Ali Cloud tampered with HTTP responses
Let’s Encrypt issues you a certificate that proves that the domain name is yours. There are two ways, one is webroot, where you serve a let’s ENCRYPT specified page on port 80 of the server where your domain name is resolved. After I visit http://www.example.com/letsencrypt, return the need is to let ‘s encrypt the specified text. That’s how I started, using the Webroot mode of Certbot from Let’s Encrypt. It was found that the response returned by TM was hijacked by Aliyun. I realized I’d come full circle and come back.

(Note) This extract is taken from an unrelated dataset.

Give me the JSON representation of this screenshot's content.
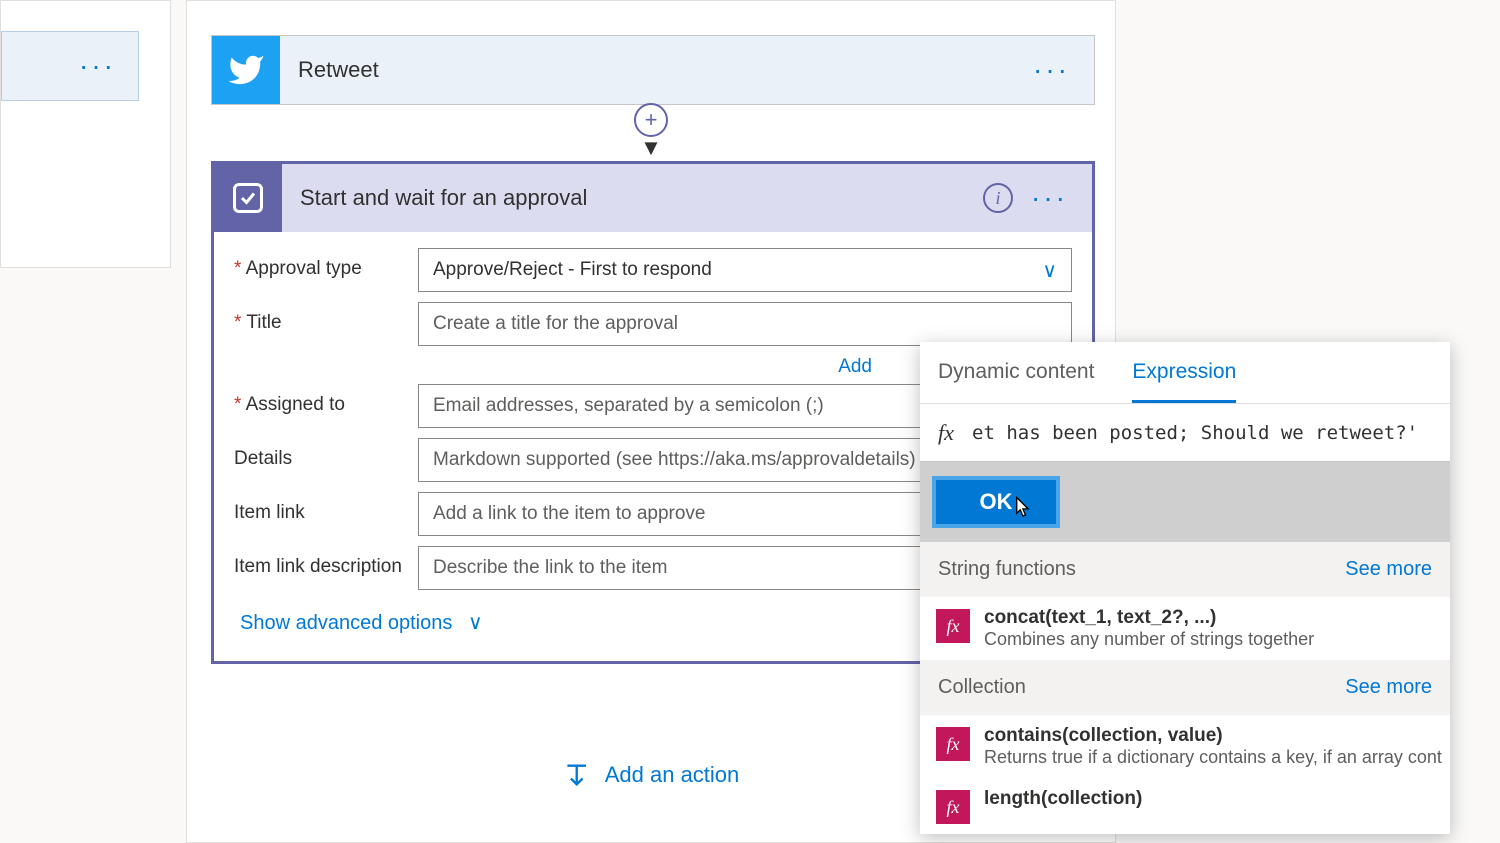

Fortunately, Let’s Encrypt provides an alternative: domain name resolution for a specified TXT. This is much easier to do, like the following configuration of domain name resolution can be:
Then you can get the certificate that let’s encrypt issued to you in /etc/letsencrypt/live/domain/path.
In nginx configuration
Finally, use Nginx to serve your service. Nginx configuration:
server {
listen 443 ssl http2 default_server;
listen[: :] :443 ssl http2 default_server;
server_name _;
root /root/workspace/eltonzhong.github.io;
ssl_certificate "/etc/letsencrypt/live/therollingstones.cn/cert.pem";
ssl_certificate_key "/etc/letsencrypt/live/therollingstones.cn/privkey.pem";
ssl_session_cache shared:SSL:1m;
ssl_session_timeout 10m;
ssl_ciphersHIGH:! aNULL:! MD5;ssl_prefer_server_ciphers on;
}
Copy the codeThe end
Overall or quite simple, as long as not like me to step on Tencent cloud domain name resolution route pit. Thanks for reading, if you find it helpful, can you click a like ~ thanks!